Sergey Nivens - Fotolia
Network security has become a top priority as reports of potentially devastating breaches make headlines and enter boardroom conversations. The theft or manipulation of data can be costly and have long-term negative ramifications on a business and its leadership. Having effective network security protections is essential to stave off threats.
Complex, highly distributed enterprise and virtualized networks require a rigorous and consistent security strategy. How can IT groups improve network security and reduce risk? The following five best practices can address security weaknesses and get ahead of internal and external threats.
Step 1: Identify connectivity susceptibilities
Before IT can draw up a plan, the organization needs complete clarity on the infrastructure. This step starts with an end-to-end review of the network, including model information and configuration data on routers, switches, firewalls and cabling -- as well as all the computers, servers and peripheral devices connected to them.
With a topographic outline of the network infrastructure, IT can visualize potential vulnerabilities in how devices are linked. The configuration data can also shed light on other potential areas of exposure, such as devices that still have manufacturer-issued passwords or out-of-date software.
IT also needs to run vulnerability assessments on a consistent basis.

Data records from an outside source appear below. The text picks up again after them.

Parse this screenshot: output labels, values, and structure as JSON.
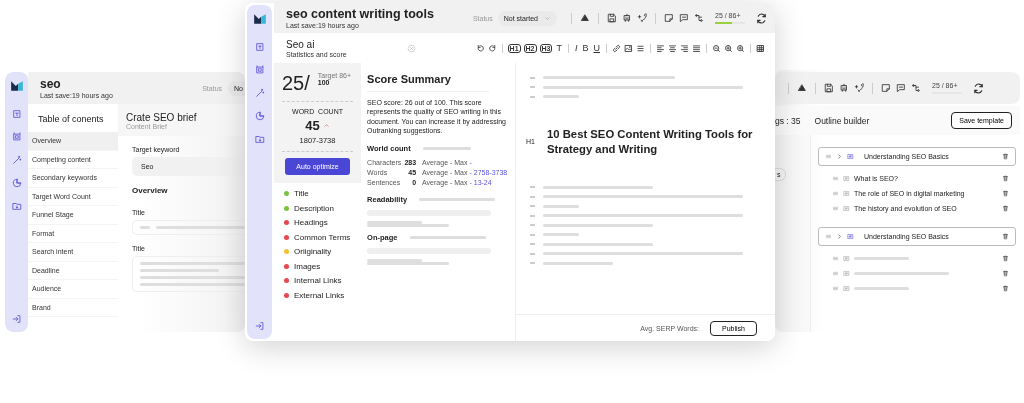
{
  "left_window": {
    "title": "seo",
    "last_save": "Last save:19 hours ago",
    "status_label": "Status",
    "status_value": "No",
    "toc": {
      "title": "Table of conents",
      "items": [
        {
          "label": "Overview",
          "selected": true
        },
        {
          "label": "Competing content",
          "selected": false
        },
        {
          "label": "Secondary keywords",
          "selected": false
        },
        {
          "label": "Target Word Count",
          "selected": false
        },
        {
          "label": "Funnel Stage",
          "selected": false
        },
        {
          "label": "Format",
          "selected": false
        },
        {
          "label": "Search intent",
          "selected": false
        },
        {
          "label": "Deadline",
          "selected": false
        },
        {
          "label": "Audience",
          "selected": false
        },
        {
          "label": "Brand",
          "selected": false
        }
      ]
    },
    "brief": {
      "title": "Crate SEO brief",
      "subtitle": "Content Brief",
      "keyword_label": "Target keyword",
      "keyword_value": "Seo",
      "section": "Overview",
      "fields": [
        {
          "label": "Title",
          "kind": "line"
        },
        {
          "label": "Title",
          "kind": "area"
        }
      ]
    }
  },
  "main_window": {
    "title": "seo content writing tools",
    "last_save": "Last save:19 hours ago",
    "status_label": "Status",
    "status_value": "Not started",
    "progress": {
      "label": "25 / 86+",
      "level": 0.55
    },
    "panel": {
      "title": "Seo ai",
      "subtitle": "Statistics and score"
    },
    "heading_buttons": [
      "H1",
      "H2",
      "H3",
      "T"
    ],
    "format_buttons": [
      "I",
      "B",
      "U"
    ],
    "score": {
      "value": "25/",
      "target": "Target 86+",
      "max": "100",
      "word_count_label": "WORD  COUNT",
      "word_count": "45",
      "word_range": "1807-3738",
      "button": "Auto optimize"
    },
    "checks": [
      {
        "label": "Title",
        "color": "#7cc242"
      },
      {
        "label": "Description",
        "color": "#7cc242"
      },
      {
        "label": "Headings",
        "color": "#e5484d"
      },
      {
        "label": "Common Terms",
        "color": "#e5484d"
      },
      {
        "label": "Oriiginality",
        "color": "#f2c037"
      },
      {
        "label": "Images",
        "color": "#e5484d"
      },
      {
        "label": "Internal Links",
        "color": "#e5484d"
      },
      {
        "label": "External Links",
        "color": "#e5484d"
      }
    ],
    "summary": {
      "title": "Score Summary",
      "text": "SEO score: 26 out of 100. This score represents the quality of SEO writing in this document. You can increase it by addressing Outranking suggestions.",
      "world_count": "World count",
      "stats": [
        {
          "name": "Characters",
          "value": "283",
          "compare": "Average - Max",
          "range": "-"
        },
        {
          "name": "Words",
          "value": "45",
          "compare": "Average - Max",
          "range": "- 2758-3738"
        },
        {
          "name": "Sentences",
          "value": "0",
          "compare": "Average - Max",
          "range": "- 13-24"
        }
      ],
      "readability": "Readability",
      "on_page": "On-page"
    },
    "editor": {
      "heading_tag": "H1",
      "heading": "10 Best SEO Content Writing Tools for Strategy and Writing",
      "serp_label": "Avg. SERP Words:",
      "publish": "Publish"
    }
  },
  "right_window": {
    "progress": {
      "label": "25 / 86+"
    },
    "count_text": "gs : 35",
    "chip": "s",
    "title": "Outline builder",
    "save": "Save template",
    "outline": [
      {
        "title": "Understanding SEO Basics",
        "children": [
          {
            "kind": "text",
            "title": "What is SEO?"
          },
          {
            "kind": "text",
            "title": "The role of SEO in digital marketing"
          },
          {
            "kind": "text",
            "title": "The history and evolution of SEO"
          }
        ]
      },
      {
        "title": "Understanding SEO Basics",
        "children": [
          {
            "kind": "placeholder"
          },
          {
            "kind": "placeholder"
          },
          {
            "kind": "placeholder"
          }
        ]
      }
    ]
  }
}
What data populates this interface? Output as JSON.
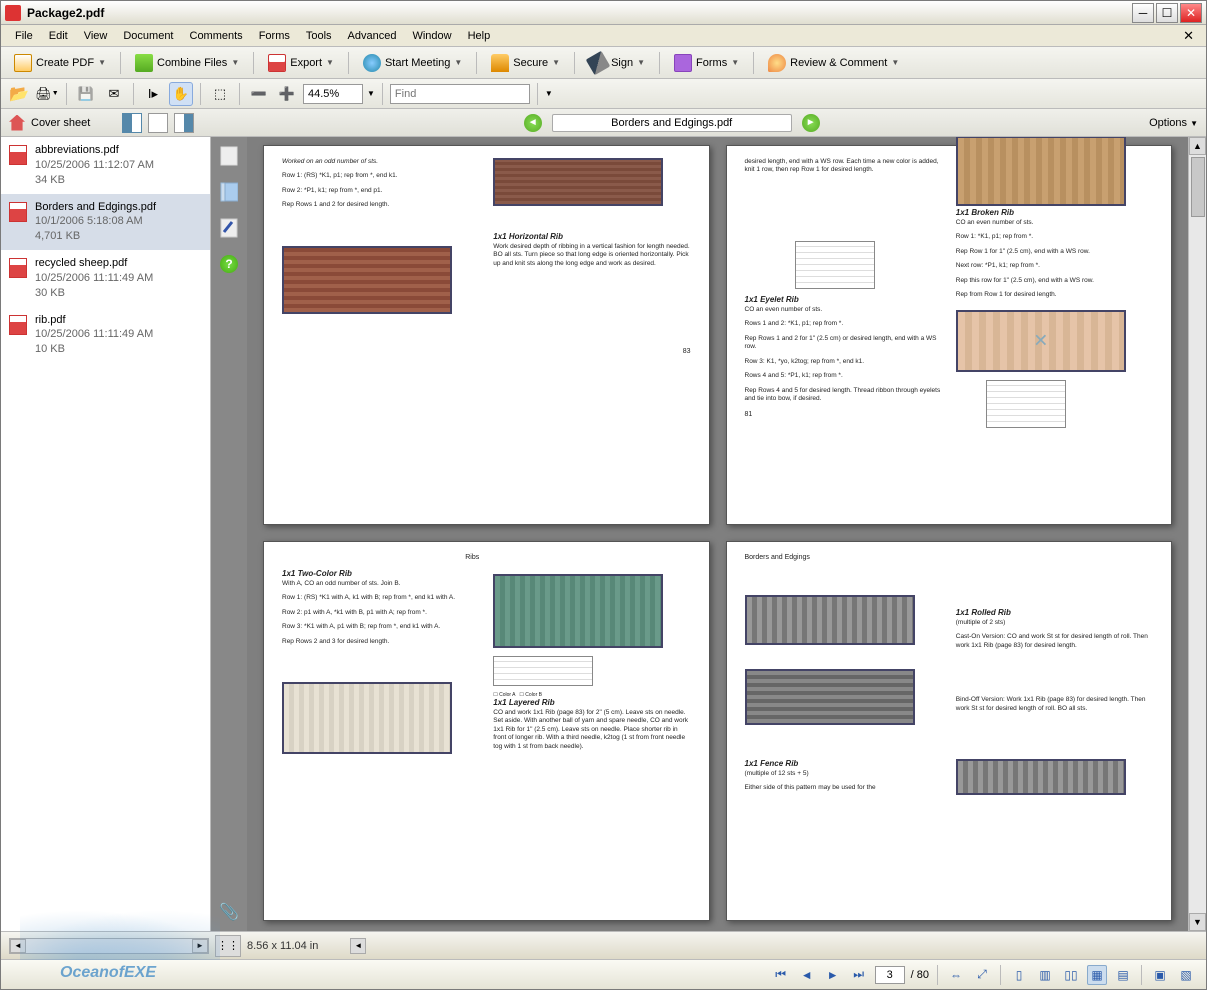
{
  "titlebar": {
    "title": "Package2.pdf"
  },
  "menubar": {
    "items": [
      "File",
      "Edit",
      "View",
      "Document",
      "Comments",
      "Forms",
      "Tools",
      "Advanced",
      "Window",
      "Help"
    ]
  },
  "toolbar1": {
    "create": "Create PDF",
    "combine": "Combine Files",
    "export": "Export",
    "meeting": "Start Meeting",
    "secure": "Secure",
    "sign": "Sign",
    "forms": "Forms",
    "review": "Review & Comment"
  },
  "toolbar2": {
    "zoom": "44.5%",
    "find": "Find"
  },
  "subbar": {
    "cover": "Cover sheet",
    "doctitle": "Borders and Edgings.pdf",
    "options": "Options"
  },
  "sidebar": {
    "files": [
      {
        "name": "abbreviations.pdf",
        "date": "10/25/2006 11:12:07 AM",
        "size": "34 KB"
      },
      {
        "name": "Borders and Edgings.pdf",
        "date": "10/1/2006 5:18:08 AM",
        "size": "4,701 KB"
      },
      {
        "name": "recycled sheep.pdf",
        "date": "10/25/2006 11:11:49 AM",
        "size": "30 KB"
      },
      {
        "name": "rib.pdf",
        "date": "10/25/2006 11:11:49 AM",
        "size": "10 KB"
      }
    ]
  },
  "pages": {
    "p1": {
      "intro1": "Worked on an odd number of sts.",
      "intro2": "Row 1: (RS) *K1, p1; rep from *, end k1.",
      "intro3": "Row 2: *P1, k1; rep from *, end p1.",
      "intro4": "Rep Rows 1 and 2 for desired length.",
      "h1": "1x1   Horizontal   Rib",
      "t1": "Work desired depth of ribbing in a vertical fashion for length needed. BO all sts. Turn piece so that long edge is oriented horizontally. Pick up and knit sts along the long edge and work as desired.",
      "pnum": "83"
    },
    "p2": {
      "top": "desired length, end with a WS row. Each time a new color is added, knit 1 row, then rep Row 1 for desired length.",
      "h1": "1x1   Broken   Rib",
      "t1a": "CO an even number of sts.",
      "t1b": "Row 1: *K1, p1; rep from *.",
      "t1c": "Rep Row 1 for 1\" (2.5 cm), end with a WS row.",
      "t1d": "Next row: *P1, k1; rep from *.",
      "t1e": "Rep this row for 1\" (2.5 cm), end with a WS row.",
      "t1f": "Rep from Row 1 for desired length.",
      "h2": "1x1   Eyelet   Rib",
      "t2a": "CO an even number of sts.",
      "t2b": "Rows 1 and 2: *K1, p1; rep from *.",
      "t2c": "Rep Rows 1 and 2 for 1\" (2.5 cm) or desired length, end with a WS row.",
      "t2d": "Row 3: K1, *yo, k2tog; rep from *, end k1.",
      "t2e": "Rows 4 and 5: *P1, k1; rep from *.",
      "t2f": "Rep Rows 4 and 5 for desired length. Thread ribbon through eyelets and tie into bow, if desired.",
      "pnum": "81"
    },
    "p3": {
      "corner": "Ribs",
      "h1": "1x1   Two-Color  Rib",
      "t1a": "With A, CO an odd number of sts. Join B.",
      "t1b": "Row 1: (RS) *K1 with A, k1 with B; rep from *, end k1 with A.",
      "t1c": "Row 2: p1 with A, *k1 with B, p1 with A; rep from *.",
      "t1d": "Row 3: *K1 with A, p1 with B; rep from *, end k1 with A.",
      "t1e": "Rep Rows 2 and 3 for desired length.",
      "h2": "1x1   Layered   Rib",
      "t2": "CO and work 1x1 Rib (page 83) for 2\" (5 cm). Leave sts on needle. Set aside. With another ball of yarn and spare needle, CO and work 1x1 Rib for 1\" (2.5 cm). Leave sts on needle. Place shorter rib in front of longer rib. With a third needle, k2tog (1 st from front needle tog with 1 st from back needle).",
      "legendA": "Color A",
      "legendB": "Color B"
    },
    "p4": {
      "corner": "Borders and Edgings",
      "h1": "1x1   Rolled   Rib",
      "sub1": "(multiple of 2 sts)",
      "t1": "Cast-On Version: CO and work St st for desired length of roll. Then work 1x1 Rib (page 83) for desired length.",
      "t2": "Bind-Off Version: Work 1x1 Rib (page 83) for desired length. Then work St st for desired length of roll. BO all sts.",
      "h2": "1x1   Fence   Rib",
      "sub2": "(multiple of 12 sts + 5)",
      "t3": "Either side of this pattern may be used for the"
    }
  },
  "status": {
    "dim": "8.56 x 11.04 in"
  },
  "nav": {
    "page": "3",
    "total": "/ 80"
  },
  "watermark": "OceanofEXE"
}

Often, these audits align with compliance dates rather than using them as a proactive practice.
Step 2: Review policies and educate end users
The best designed security policies are useless if they are confined to a static document and not communicated to relevant staff and instituted. IT should review existing policies and make updates where changes in technology, topology or staff require it.
On a frequent basis, communicate policy information to staff. Ongoing end-user education on topics such as identifying phishing emails is also an important element to improve network security.
Step 3: Fortify access points
A network audit can spotlight issues such as a router configuration that lets traffic from virtually any source access enterprise resources. To impede threats, IT needs to protect entry points into the network.
In some cases, IT may have to set a policy that restricts the use of external devices that can be used to steal data or contaminate a device with malware. Some organizations require third-party partners and their employees to access their network through a secure virtual private network. Additionally, organizations can use virtual LANs to segment traffic.
Step 4: Filter Media Access Control addresses
While not entirely full-proof, Media Access Control (MAC) address filtering can be a good first defense against unauthorized access by providing a mechanism to authenticate devices accessing the network. IT can set an authorized MAC address list, enabling the router to deflect traffic from addresses not on a whitelist.
Step 5: Fill in the gaps with internal and external support
The lack of IT security resources is one of the most frequently cited obstacles of an effective network security strategy. Consider supplementing internal staff with third-party support on a selective basis. Today, more network security software is delivered through the as-a-service model, making it potentially more economical and practical for businesses on tight budgets.
IT staff can also look to end users for additional support, particularly with respect to policies and best practices. Simply put, engage end users in policy education. Users with the aptitude and interest can be an important resource to improve network security by communicating best practices to their colleagues.